The FTC has also been active in the first quarter of 2016, beyond these four pending merger actions. Earlier this year, we filed suit against DeVry University for deceiving students about the likelihood that they would find jobs after graduation in their field of study. Educational institutions owe prospective students the truth about their graduates’ success finding employment and the income they can earn. Last week, we brought an action seeking relief for consumers who were harmed by Volkswagen Group of America’s promotion of supposedly “clean diesel” VWs and Audis, which Volkswagen fitted with illegal “defeat devices” designed to mask high emissions. Additionally, in our latest effort to stop unlawful “pay-for-delay” drug settlements, we brought the agency’s first enforcement action challenging agreements not to market an authorized generic as a form of reverse payment.

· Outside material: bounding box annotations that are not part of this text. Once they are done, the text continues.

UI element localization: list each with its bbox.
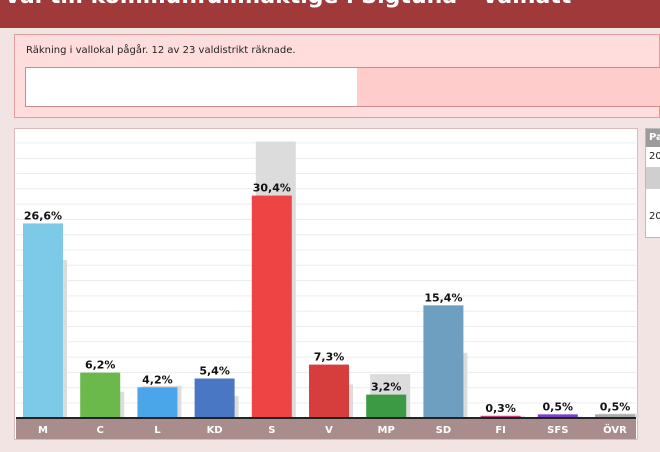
category-tick-label: M xyxy=(38,425,48,436)
result-bar xyxy=(309,364,349,418)
result-bar xyxy=(480,415,521,418)
title-bar: Val till kommunfullmäktige i Sigtuna - V… xyxy=(0,0,660,28)
bar-value-label: 15,4% xyxy=(424,291,462,304)
result-bar xyxy=(537,414,578,418)
bar-value-label: 5,4% xyxy=(199,364,230,377)
category-tick-label: V xyxy=(325,425,333,436)
bar-value-label: 4,2% xyxy=(142,373,173,386)
bar-value-label: 0,5% xyxy=(543,400,574,413)
bar-value-label: 30,4% xyxy=(253,182,291,195)
category-tick-label: KD xyxy=(207,425,223,436)
side-table-cell: 20 xyxy=(649,151,660,162)
side-table-header: Pa xyxy=(646,129,660,147)
chart-baseline xyxy=(16,417,636,419)
bar-value-label: 7,3% xyxy=(314,351,345,364)
side-table-divider xyxy=(646,167,660,189)
side-table-cell: 20 xyxy=(649,211,660,222)
counting-progress-bar xyxy=(25,67,660,107)
bar-value-label: 3,2% xyxy=(371,381,402,394)
result-bar xyxy=(194,378,235,418)
result-bar xyxy=(251,195,292,418)
status-panel: Räkning i vallokal pågår. 12 av 23 valdi… xyxy=(14,34,660,118)
bar-value-label: 0,5% xyxy=(600,400,631,413)
category-tick-label: S xyxy=(268,425,275,436)
category-tick-label: SFS xyxy=(547,425,568,436)
status-message: Räkning i vallokal pågår. 12 av 23 valdi… xyxy=(26,45,296,56)
result-bar xyxy=(80,372,121,418)
category-tick-label: MP xyxy=(378,425,395,436)
category-tick-label: FI xyxy=(495,425,506,436)
page-title: Val till kommunfullmäktige i Sigtuna - V… xyxy=(4,0,571,9)
result-bar xyxy=(366,394,407,418)
result-bar xyxy=(23,223,63,418)
bar-value-label: 6,2% xyxy=(85,359,116,372)
result-bar xyxy=(137,387,178,418)
category-axis xyxy=(16,419,636,439)
category-tick-label: C xyxy=(97,425,104,436)
category-tick-label: L xyxy=(154,425,161,436)
category-tick-label: SD xyxy=(436,425,452,436)
progress-fill xyxy=(26,68,357,106)
bar-value-label: 0,3% xyxy=(485,402,516,415)
result-bar xyxy=(595,414,635,418)
result-bar xyxy=(423,305,464,418)
bar-value-label: 26,6% xyxy=(24,209,62,222)
category-tick-label: ÖVR xyxy=(603,422,627,436)
side-table: Pa 20 20 xyxy=(645,128,660,238)
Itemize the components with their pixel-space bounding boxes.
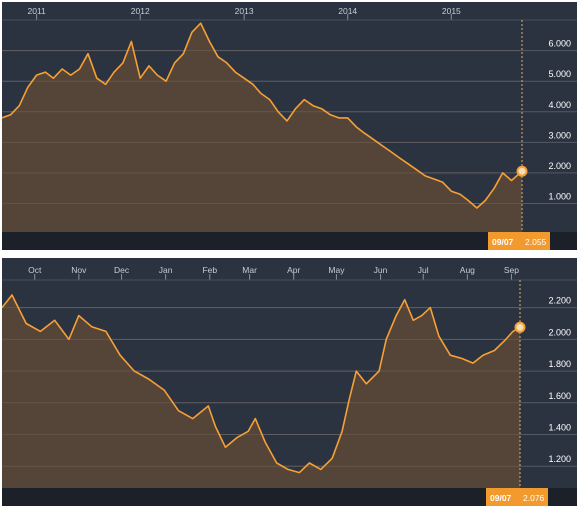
x-tick-label: May: [328, 265, 345, 275]
x-tick-label: 2014: [338, 6, 357, 16]
series-line: [2, 22, 523, 209]
y-tick-label: 1.200: [548, 454, 571, 464]
series-line: [2, 294, 521, 474]
y-tick-label: 2.000: [548, 327, 571, 337]
y-tick-label: 1.800: [548, 359, 571, 369]
badge-value: 2.055: [525, 237, 547, 247]
badge-date: 09/07: [490, 493, 512, 503]
y-tick-label: 1.000: [548, 191, 571, 201]
x-tick-label: Nov: [71, 265, 87, 275]
badge-value: 2.076: [523, 493, 545, 503]
value-badge: [488, 232, 550, 250]
x-tick-label: Oct: [28, 265, 42, 275]
y-tick-label: 4.000: [548, 100, 571, 110]
x-tick-label: Apr: [287, 265, 300, 275]
x-tick-label: Feb: [202, 265, 217, 275]
value-badge: [486, 488, 548, 506]
badge-date: 09/07: [492, 237, 514, 247]
chart-footer: [2, 232, 577, 250]
chart-footer: [2, 488, 577, 506]
last-point-marker: [514, 321, 526, 333]
x-tick-label: Aug: [460, 265, 475, 275]
x-tick-label: Sep: [504, 265, 519, 275]
x-tick-label: 2011: [27, 6, 46, 16]
x-tick-label: Dec: [114, 265, 130, 275]
y-tick-label: 6.000: [548, 39, 571, 49]
y-tick-label: 3.000: [548, 130, 571, 140]
x-tick-label: Jul: [418, 265, 429, 275]
x-tick-label: 2013: [235, 6, 254, 16]
y-tick-label: 2.200: [548, 296, 571, 306]
chart-1-year: 1.200 1.400 1.600 1.800 2.000 2.200 Oct Nov Dec J…: [2, 265, 577, 506]
y-tick-label: 1.600: [548, 391, 571, 401]
series-area: [2, 295, 520, 488]
y-tick-label: 2.000: [548, 161, 571, 171]
series-area: [2, 23, 522, 233]
last-point-marker: [516, 165, 528, 177]
chart-panel-top: 1.000 2.000 3.000 4.000 5.000 6.000 2011 2012 20…: [2, 2, 577, 250]
y-tick-label: 1.400: [548, 423, 571, 433]
x-tick-label: Mar: [242, 265, 257, 275]
x-tick-label: 2015: [442, 6, 461, 16]
x-tick-label: 2012: [131, 6, 150, 16]
x-tick-label: Jan: [159, 265, 173, 275]
chart-5-year: 1.000 2.000 3.000 4.000 5.000 6.000 2011 2012 20…: [2, 6, 577, 250]
x-tick-label: Jun: [374, 265, 388, 275]
chart-panel-bottom: 1.200 1.400 1.600 1.800 2.000 2.200 Oct Nov Dec J…: [2, 258, 577, 506]
y-tick-label: 5.000: [548, 69, 571, 79]
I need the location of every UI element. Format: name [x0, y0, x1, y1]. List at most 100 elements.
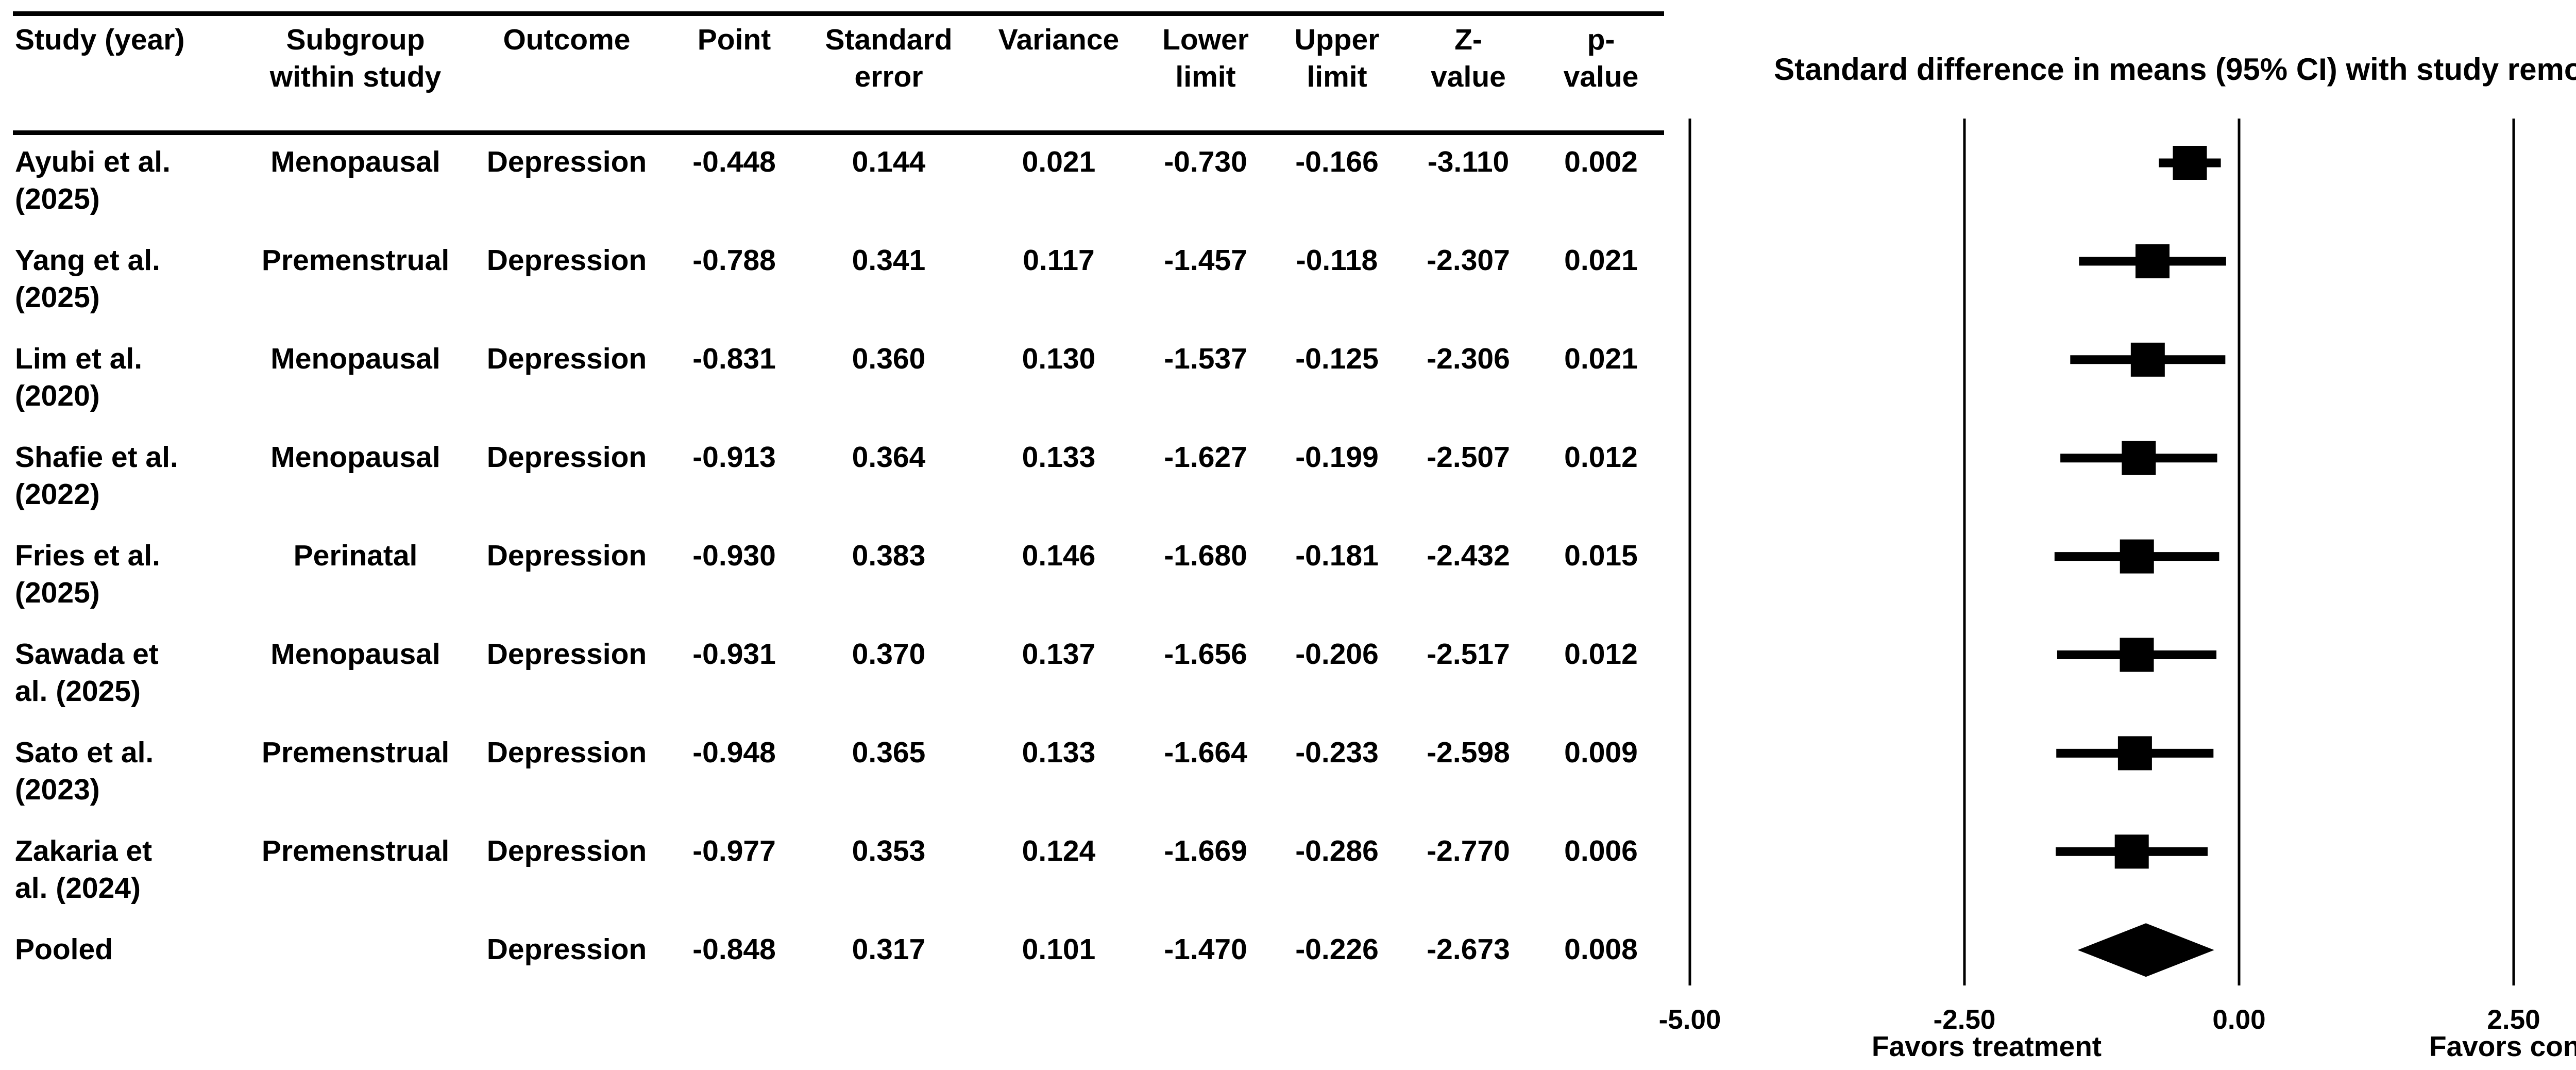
table-row: Lim et al. (2020) Menopausal Depression -0.8…	[13, 332, 1664, 430]
point-estimate-square	[2130, 342, 2165, 377]
subgroup-cell	[250, 923, 461, 1021]
p-value-cell: 0.012	[1564, 638, 1638, 671]
study-name-line: (2023)	[15, 773, 100, 806]
standard-error-cell: 0.370	[852, 638, 926, 671]
p-value-cell: 0.021	[1564, 244, 1638, 277]
study-name-line: Lim et al.	[15, 342, 143, 375]
z-value-cell: -2.770	[1427, 834, 1510, 867]
col-header-line: Upper	[1294, 23, 1380, 56]
table-row: Sawada et al. (2025) Menopausal Depression -…	[13, 627, 1664, 726]
point-cell: -0.930	[692, 539, 776, 572]
variance-cell: 0.021	[1022, 145, 1096, 178]
upper-limit-cell: -0.181	[1295, 539, 1379, 572]
z-value-cell: -3.110	[1427, 145, 1510, 178]
col-header-line: within study	[269, 60, 442, 93]
col-header-variance: Variance	[981, 21, 1136, 95]
upper-limit-cell: -0.226	[1295, 933, 1379, 966]
standard-error-cell: 0.353	[852, 834, 926, 867]
col-header-line: Z-	[1454, 23, 1482, 56]
p-value-cell: 0.021	[1564, 342, 1638, 375]
study-cell: Sawada et al. (2025)	[13, 627, 250, 726]
lower-limit-cell: -0.730	[1164, 145, 1247, 178]
x-tick-label: 0.00	[2212, 1005, 2265, 1035]
point-estimate-square	[2122, 441, 2156, 475]
table-row: Ayubi et al. (2025) Menopausal Depression -0…	[13, 135, 1664, 233]
z-value-cell: -2.517	[1427, 638, 1510, 671]
study-cell: Shafie et al. (2022)	[13, 430, 250, 529]
col-header-line: value	[1563, 60, 1639, 93]
lower-limit-cell: -1.680	[1164, 539, 1247, 572]
col-header-line: limit	[1307, 60, 1367, 93]
study-name-line: (2022)	[15, 478, 100, 511]
pooled-diamond	[2077, 923, 2214, 977]
pooled-diamond-marker	[2077, 923, 2214, 977]
point-cell: -0.977	[692, 834, 776, 867]
point-cell: -0.948	[692, 736, 776, 769]
table-body: Ayubi et al. (2025) Menopausal Depression -0…	[13, 135, 1664, 1021]
study-ci-marker	[2159, 146, 2221, 180]
point-estimate-square	[2173, 146, 2207, 180]
standard-error-cell: 0.364	[852, 441, 926, 474]
lower-limit-cell: -1.656	[1164, 638, 1247, 671]
standard-error-cell: 0.144	[852, 145, 926, 178]
table-row: Zakaria et al. (2024) Premenstrual Depressi…	[13, 824, 1664, 923]
point-cell: -0.788	[692, 244, 776, 277]
study-name-line: Sato et al.	[15, 736, 154, 769]
table-row: Shafie et al. (2022) Menopausal Depression -…	[13, 430, 1664, 529]
col-header-line: Lower	[1162, 23, 1249, 56]
study-name-line: (2025)	[15, 182, 100, 215]
subgroup-cell: Menopausal	[270, 441, 440, 474]
col-header-upper-limit: Upper limit	[1275, 21, 1399, 95]
z-value-cell: -2.432	[1427, 539, 1510, 572]
outcome-cell: Depression	[486, 834, 647, 867]
col-header-subgroup: Subgroup within study	[250, 21, 461, 95]
z-value-cell: -2.307	[1427, 244, 1510, 277]
col-header-line: error	[854, 60, 923, 93]
col-header-study: Study (year)	[13, 21, 250, 95]
standard-error-cell: 0.341	[852, 244, 926, 277]
study-ci-marker	[2054, 539, 2219, 574]
table-row: Pooled Depression -0.848 0.317 0.101 -1.470 -0…	[13, 923, 1664, 1021]
study-name-line: Shafie et al.	[15, 441, 178, 474]
subgroup-cell: Premenstrual	[261, 834, 450, 867]
p-value-cell: 0.015	[1564, 539, 1638, 572]
col-header-line: Subgroup	[286, 23, 425, 56]
col-header-line: value	[1431, 60, 1506, 93]
study-name-line: (2025)	[15, 281, 100, 314]
z-value-cell: -2.673	[1427, 933, 1510, 966]
study-name-line: Yang et al.	[15, 244, 160, 277]
point-estimate-square	[2135, 244, 2170, 278]
subgroup-cell: Premenstrual	[261, 244, 450, 277]
outcome-cell: Depression	[486, 244, 647, 277]
standard-error-cell: 0.360	[852, 342, 926, 375]
col-header-line: Standard	[825, 23, 953, 56]
table-row: Yang et al. (2025) Premenstrual Depression -…	[13, 233, 1664, 332]
z-value-cell: -2.507	[1427, 441, 1510, 474]
col-header-line: Outcome	[503, 23, 631, 56]
col-header-z-value: Z-value	[1399, 21, 1538, 95]
favors-control-label: Favors control	[2429, 1030, 2576, 1062]
col-header-outcome: Outcome	[461, 21, 672, 95]
p-value-cell: 0.006	[1564, 834, 1638, 867]
subgroup-cell: Menopausal	[270, 342, 440, 375]
point-cell: -0.913	[692, 441, 776, 474]
variance-cell: 0.130	[1022, 342, 1096, 375]
study-ci-marker	[2070, 342, 2226, 377]
lower-limit-cell: -1.664	[1164, 736, 1247, 769]
plot-title: Standard difference in means (95% CI) wi…	[1774, 52, 2576, 87]
variance-cell: 0.124	[1022, 834, 1096, 867]
x-tick-label: -5.00	[1659, 1005, 1721, 1035]
subgroup-cell: Menopausal	[270, 638, 440, 671]
col-header-line: Point	[697, 23, 771, 56]
study-ci-marker	[2056, 834, 2208, 869]
point-cell: -0.831	[692, 342, 776, 375]
variance-cell: 0.101	[1022, 933, 1096, 966]
variance-cell: 0.146	[1022, 539, 1096, 572]
subgroup-cell: Menopausal	[270, 145, 440, 178]
col-header-line: Study (year)	[15, 23, 185, 56]
study-cell: Yang et al. (2025)	[13, 233, 250, 332]
col-header-line: limit	[1175, 60, 1236, 93]
subgroup-cell: Perinatal	[293, 539, 418, 572]
study-ci-marker	[2060, 441, 2217, 475]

Finally, my fellow Commissioners – Commissioners Maureen Ohlhausen and Terrell McSweeny, and Commissioner Julie Brill who has just stepped down – and I want to thank the FTC’s dedicated staff for their unwavering commitment to protecting the interests of American consumers and ensuring we have a competitive marketplace. I am confident that the agency’s impact and success will only continue to grow in the months and years to come.